The article concluded that these are highly complex decisions. Due to a deep emotional involvement, we often cannot think and act in a rational manner. These findings are now being used to devise emotionally informed suicide prevention efforts, as opposed to cognitive ones which are most commonly used. These methods will help people like you and me to acknowledge and overcome our fears and act appropriately.

So far this leaflet had emerged as a result of this study:

Click to access UoA2_leaflet.pdf

Day 790

Home is so sad

Home is so sad. It stays as it was left,
Shaped to the comfort of the last to go
As if to win them back. Instead, bereft
Of anyone to please, it withers so,
Having no heart to put aside the theft

And turn again to what it started as,
A joyous shot at how things ought to be,
Long fallen wide. You can see how it was:
Look at the pictures and the cutlery.
The music in the piano stool. That vase.

  • by Philip Larkin

Here is a link to the video recordings of presentations made at a Suicide Prevention conference in Belfast, Northern Ireland on 17th November 2016. Stories of triumphs, visions, ideas and tragedies. All worth watching. The 10th one tells the story of Saagar and my sad home.

https://contactni.com/Contact-Conference-2016-Suicide-Prevention-What-Works.php

Day 785

crisis-plan-copy

The above is an example of a highly inadequate safety/crisis plan. The one that Saagar was given. It does not mention the word ‘Suicide’.

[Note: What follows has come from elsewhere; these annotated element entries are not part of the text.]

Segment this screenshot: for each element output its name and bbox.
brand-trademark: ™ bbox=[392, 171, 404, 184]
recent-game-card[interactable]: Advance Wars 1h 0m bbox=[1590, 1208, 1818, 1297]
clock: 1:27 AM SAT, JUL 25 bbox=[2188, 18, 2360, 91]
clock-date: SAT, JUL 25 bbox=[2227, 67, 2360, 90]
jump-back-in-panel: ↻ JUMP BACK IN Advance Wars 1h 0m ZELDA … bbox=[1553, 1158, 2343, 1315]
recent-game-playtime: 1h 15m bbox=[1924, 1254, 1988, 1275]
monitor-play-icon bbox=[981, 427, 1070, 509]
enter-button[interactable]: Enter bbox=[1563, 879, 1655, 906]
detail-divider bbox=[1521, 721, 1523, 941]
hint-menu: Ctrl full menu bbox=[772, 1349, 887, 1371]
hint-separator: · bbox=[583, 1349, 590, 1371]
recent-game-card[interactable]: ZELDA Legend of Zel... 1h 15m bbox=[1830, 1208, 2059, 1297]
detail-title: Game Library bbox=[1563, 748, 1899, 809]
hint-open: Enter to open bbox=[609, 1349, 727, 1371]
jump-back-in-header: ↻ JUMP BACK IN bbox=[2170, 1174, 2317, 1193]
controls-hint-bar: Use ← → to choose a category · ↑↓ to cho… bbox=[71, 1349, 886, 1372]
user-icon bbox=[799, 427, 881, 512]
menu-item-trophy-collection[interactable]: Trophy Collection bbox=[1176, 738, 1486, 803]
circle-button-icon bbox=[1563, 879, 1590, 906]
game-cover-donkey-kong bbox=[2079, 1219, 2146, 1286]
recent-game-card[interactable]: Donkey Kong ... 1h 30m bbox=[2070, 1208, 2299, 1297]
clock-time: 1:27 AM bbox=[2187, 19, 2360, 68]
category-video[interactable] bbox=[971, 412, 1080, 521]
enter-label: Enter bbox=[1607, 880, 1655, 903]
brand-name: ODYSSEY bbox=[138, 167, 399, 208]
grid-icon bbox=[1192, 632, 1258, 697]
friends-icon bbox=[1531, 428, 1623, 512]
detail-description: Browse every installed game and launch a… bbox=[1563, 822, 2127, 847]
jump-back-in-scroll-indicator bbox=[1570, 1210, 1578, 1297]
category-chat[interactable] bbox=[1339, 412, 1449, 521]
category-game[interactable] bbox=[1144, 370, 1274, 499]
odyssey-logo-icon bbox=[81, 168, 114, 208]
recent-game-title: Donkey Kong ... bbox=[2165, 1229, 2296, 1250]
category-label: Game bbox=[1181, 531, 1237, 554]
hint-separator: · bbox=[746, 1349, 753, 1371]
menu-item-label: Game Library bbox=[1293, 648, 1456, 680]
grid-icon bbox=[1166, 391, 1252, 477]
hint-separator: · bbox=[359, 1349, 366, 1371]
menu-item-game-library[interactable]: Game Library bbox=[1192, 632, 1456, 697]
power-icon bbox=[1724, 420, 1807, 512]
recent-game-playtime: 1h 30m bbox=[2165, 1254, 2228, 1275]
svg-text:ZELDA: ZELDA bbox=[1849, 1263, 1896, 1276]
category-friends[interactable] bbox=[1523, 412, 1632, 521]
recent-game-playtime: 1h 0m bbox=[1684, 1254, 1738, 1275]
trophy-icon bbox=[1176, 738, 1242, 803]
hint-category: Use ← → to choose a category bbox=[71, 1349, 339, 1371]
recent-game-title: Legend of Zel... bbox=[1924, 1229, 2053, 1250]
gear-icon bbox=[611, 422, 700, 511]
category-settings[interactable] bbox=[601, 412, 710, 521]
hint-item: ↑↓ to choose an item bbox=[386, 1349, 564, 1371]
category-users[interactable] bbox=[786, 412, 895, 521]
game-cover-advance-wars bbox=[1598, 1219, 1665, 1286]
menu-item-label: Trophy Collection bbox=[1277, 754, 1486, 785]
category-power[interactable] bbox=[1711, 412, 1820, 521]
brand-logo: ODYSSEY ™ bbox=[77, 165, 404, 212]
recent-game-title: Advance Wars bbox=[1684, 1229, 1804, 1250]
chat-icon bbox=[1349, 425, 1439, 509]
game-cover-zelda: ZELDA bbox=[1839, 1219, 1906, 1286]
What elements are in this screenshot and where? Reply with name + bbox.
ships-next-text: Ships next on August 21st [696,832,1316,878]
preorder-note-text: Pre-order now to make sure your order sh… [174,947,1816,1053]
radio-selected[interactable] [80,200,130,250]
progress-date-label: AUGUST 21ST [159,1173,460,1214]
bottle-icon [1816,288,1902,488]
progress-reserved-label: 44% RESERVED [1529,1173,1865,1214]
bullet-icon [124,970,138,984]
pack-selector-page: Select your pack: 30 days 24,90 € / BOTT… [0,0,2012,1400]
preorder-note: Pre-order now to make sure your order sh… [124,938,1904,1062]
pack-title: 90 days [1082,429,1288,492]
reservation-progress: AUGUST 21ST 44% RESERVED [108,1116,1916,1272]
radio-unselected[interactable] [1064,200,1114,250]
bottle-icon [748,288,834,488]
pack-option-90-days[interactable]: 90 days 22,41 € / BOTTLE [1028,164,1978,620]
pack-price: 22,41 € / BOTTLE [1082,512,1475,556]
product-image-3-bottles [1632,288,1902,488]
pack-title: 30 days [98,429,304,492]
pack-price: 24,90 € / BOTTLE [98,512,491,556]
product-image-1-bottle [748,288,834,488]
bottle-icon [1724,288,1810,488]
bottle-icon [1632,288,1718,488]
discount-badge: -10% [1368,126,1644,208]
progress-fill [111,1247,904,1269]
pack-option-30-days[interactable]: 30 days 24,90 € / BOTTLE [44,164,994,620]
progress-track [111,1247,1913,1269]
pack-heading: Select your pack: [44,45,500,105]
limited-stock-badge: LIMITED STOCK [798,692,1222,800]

A safety plan should include:

  • Reasons for living and reasons not to harm themselves
  • A plan to create a safe environment How they can remove or secure things they could use to harm themselves? Can they identify and avoid things that they know make them feel worse? These are called distress triggers
  • Activities to lift mood, calm or distract
  • People to talk to if distressed. Include contacts for general support (not necessarily confiding their suicidal thoughts) and specific suicide prevention support.
  • Professional support such as 24 hour crisis telephone lines
  • Emergency NHS contact details
  • Personal agreement that Safety Plan was co-produced and a commitment to follow when required

Include names and all phone numbers for people to be contacted

Bank of Hope 

A. Maximise the power of the individual not to act on their suicidal thoughts;

  • Increase wellbeing and resilience – enhance protective factors
  • Increase emotional resourcefulness and share simple problem solving techniques to better equip them to deal with their triggers for suicidal thoughts or adverse life events should they occur/continue;
  • Increase internal locus of control – ‘do not be a passive victim of suicidal thoughts’
  • Increase self-efficacy – uncover or learn the skills and techniques not to act on suicidal thoughts

 B. Reduce the power of suicidal thoughts;

  • Help patients see that suicidal thoughts don’t last forever;
  • Intense suicidal feelings are often short lived (although acknowledge that individuals may have long lasting suicidal thoughts which can still be very distressing)
  • Share examples of others who made serious and potentially lethal suicide attempts but who changed their mind immediately before or half way through and realised that they did not want to actually die, it was just that they felt so desperate and hopeless that they did not know what else to do to make those feelings go away. Their real wish was to feel better, not to actually die.
  • Reduce ‘the power’ of their suicidal thoughts, whilst acknowledging and validating the distress they can cause to the individual experiencing them;
  • Help the individual experiencing suicidal thoughts to view those thoughts as nothing more than ‘a symptom of distress’ (like having a temperature due to a viral illness), rather than some powerful magical impulse that they cannot resist.